名は体をあらわす。伝説の歴史家・梶村秀樹先生(1935年~1989年)の著作集の完全復刊をめざす会です。ほかにも臨時でいろいろ。

「華北戦記 中国であったほんとうの戦争(朝日文庫版)」(1997年、桑島節郎、朝日新聞社)

○目次○

  第一章 昭和十七年(一九四二年) 009
家郷を出立 009
宇都宮に入営 012
華北の戦場へ 017
独立混成第五旅団 025
青島から芝罘へ 027
山東省紹遠 031
遣唐使の戦場 034
八路軍 037
高度分散配置の中隊 041
教育開始 046
拳銃を乱射する一等兵 061
捕虜虐殺 064
「戦陣訓」と「軍人勅諭」 064
突撃中隊 075
衛生兵教育 081
中隊に復帰 087
初陣 099
いも一個とらない八路軍 107
周囲みな敵のなかの十三名 115
軍紀の乱れ 118
館陶事件 123
毎日が針のむしろ 128
柳林庄の戦い 132
第三次魯東作戦 134
強制連行の中国人たち 139
住民とのふれあい 144
八路軍の反撃 147
  第二章 昭和十八年(一九四三年) 151
井戸に身を投げた工作員 151
斉山の戦い 155
八路軍捕虜の最期 164
密偵虐殺 168
送還された軍曹 172
吉山討伐隊の編成 174
招遠県道頭を出発 176
討伐を楽しむ兵隊 180
三光作戦 184
望楼爆破 192
塞里移駐 198
地雷戦 202
兵舎建設 208
自動車襲撃 213
古城苗家進駐と三都河の戦い 219
決死行 222
古城苗家分遣隊 229
日本人反戦同盟 234
女と兵隊 244 
再び発病 254
  第三章 昭和十九年(一九四四年) 261
色あせた北支派遣軍 261
塞里周辺の討伐戦 268 
乗馬小隊編成 279 
対上官犯事件 282
青煙道路の壊滅 290
相次ぐ全滅 296
小石中隊の配属 299
張画山頭の戦い 303
敵前逃亡 307
棲霞撤収作戦 313
  第四章 昭和二十年(一九四五年) 323
孤立無援の籠城暮らし 323
警乗勤務 328
独立警備歩兵第六十四大隊 339
悲痛な叫び346 
張家姜家の戦い 351
弱い守備隊 358
招遠から撤退 360
龍口の戦い 370
第三中隊の脱出 375
龍口住民の受難 378
龍口脱出 383
膠済線を西へ 387
捕虜になったT二等兵 398
坊子から丈嶺へ 403
復員 409

あとがき 423
文庫版あとがき 429
解説(石島紀之) 433
独立歩兵第十九大隊第一中隊戦没者名簿 440
独立歩兵第十九大隊衛生兵戦没者名簿 442
独立警備歩兵第六十四大隊戦没者名簿 443

カバー装幀=加藤光太郎・川井敦子
写真=1937年ごろの青島市街(朝日新聞社


○各章の概要○

[家郷を出立]~[青島から芝罘へ]
出征、入隊。
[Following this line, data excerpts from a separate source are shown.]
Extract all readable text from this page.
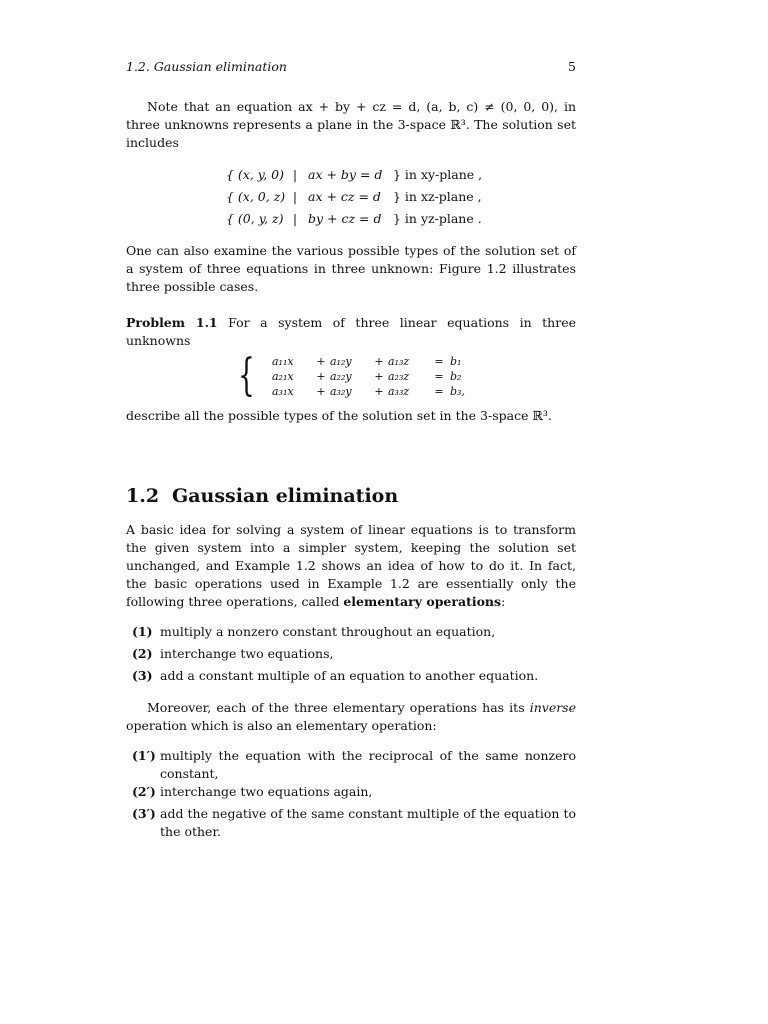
1.2. Gaussian elimination	5

Note that an equation ax + by + cz = d, (a, b, c) ≠ (0, 0, 0), in three unknowns represents a plane in the 3-space ℝ³. The solution set includes

{ (x, y, 0) | ax + by = d } in xy-plane ,
{ (x, 0, z) | ax + cz = d } in xz-plane ,
{ (0, y, z) | by + cz = d } in yz-plane .

One can also examine the various possible types of the solution set of a system of three equations in three unknown: Figure 1.2 illustrates three possible cases.

Problem 1.1 For a system of three linear equations in three unknowns

{ a₁₁x	+ a₁₂y	+ a₁₃z	= b₁
a₂₁x	+ a₂₂y	+ a₂₃z	= b₂
a₃₁x	+ a₃₂y	+ a₃₃z	= b₃,

describe all the possible types of the solution set in the 3-space ℝ³.

1.2 Gaussian elimination

A basic idea for solving a system of linear equations is to transform the given system into a simpler system, keeping the solution set unchanged, and Example 1.2 shows an idea of how to do it. In fact, the basic operations used in Example 1.2 are essentially only the following three operations, called elementary operations:

(1) multiply a nonzero constant throughout an equation,
(2) interchange two equations,
(3) add a constant multiple of an equation to another equation.

Moreover, each of the three elementary operations has its inverse operation which is also an elementary operation:

(1′) multiply the equation with the reciprocal of the same nonzero constant,
(2′) interchange two equations again,
(3′) add the negative of the same constant multiple of the equation to the other.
青島の独立混成第五旅団独立歩兵第十九大隊へ
宇都宮駅名古屋駅下関駅→門司出港→釜山港→山海関駅→青島→山東省東部の招遠。1942年03月03日、著者は第一中隊の駐屯する招遠に配属された。

山東省紹遠]~[高度分散配置の中隊]
1942年03月03日、著者は第一中隊の駐屯する招遠に配属された。。1942年当時の中国戦線の概要。

[教育開始]~[拳銃を乱射する一等兵
初年兵教育その1。四年兵の一等兵陸軍記念日の会食(宴会)の二次会に行けなかったことに腹を立て、乱射事件をおこした。

[捕虜虐殺]
はじめて著者が目撃した日本軍の残虐行為。1942年03月02日午後四時すぎ、招遠城内の北門近くの空き地にて中国人捕虜一名が殺害された。

[「戦陣訓」と「軍人勅諭」]~「中退に復帰」
初年兵教育その2。1942年06月03日~1942年09月30日の間、青島陸軍病院で衛生兵教育を受けたのち帰隊。このとき捕虜刺殺訓練の話を同年兵から聞く。

[初陣]~[いも一個とらない八路軍
1942年11月19日~1942年11月23日の間、下店を拠点に行われた討伐作戦に参加。著者にとっては初陣だったが、戦闘らしい戦闘はなし。この後、下店分遣隊勤務となる。

[周囲みな敵のなかの十三名]~[八路軍の反撃]
1942年11月23日~1943年01月07日の間、下店分遣隊に勤務。軍旗の乱れが目立つ。館陶事件後も軍紀の乱れは続いた。

[井戸に身を投げた工作員]~[望楼爆破]
1943年01月07日~1943年09月下旬の間、第一中隊に勤務。著者はこの期間に参加した討伐作戦で拷問や虐殺などを目撃。

[塞里移駐]~「古城苗家分遣隊」~「再び発病」
1943年05月、第一中隊は塞里へ移動。1943年09月28日、古城苗家分遣隊に派遣される(それまでは塞里にて勤務)。1943年12月09日、高熱が出る。1943年12月16日、大隊本部医務室に入室。その後、芝罘患者療養所へ入院。1944年01月10日退院し、いったん大隊本部医務室にて勤務。

[色あせた北支那派遣軍]~[相次ぐ全滅]
1944年01月13日、第一中隊の駐屯する塞里に戻る。1944年01月ごろから、大規模な作戦(京漢作戦)による兵力動員で、兵力抽出が行われる。

[小石中隊の配属]~[招遠から撤退]
1944年04月下旬、上の兵力抽出と組織改編に伴い、著者は独立警備第六十四大隊に転属(駐屯地はひきつづき招遠のまま)。
1944年09月中旬、第一中隊は塞里から招遠に再び戻る。これは1944年08月上旬に八路軍側が重要な道路である青煙道路を徹底的に破壊したことが大きいが、日本軍側はこのとき、「撤退した」という意識をもっていなかったようである。第一中隊主力は金鉱(地名。重要な金の鉱山であった。)、分遣隊を招遠に配置。1944年09月中旬~1945年03月の間、著者は主として中隊付として勤務したようだ。1945年03月~1945年08月15日の間、招遠分遣隊に勤務。


[招遠から撤退]~[復員]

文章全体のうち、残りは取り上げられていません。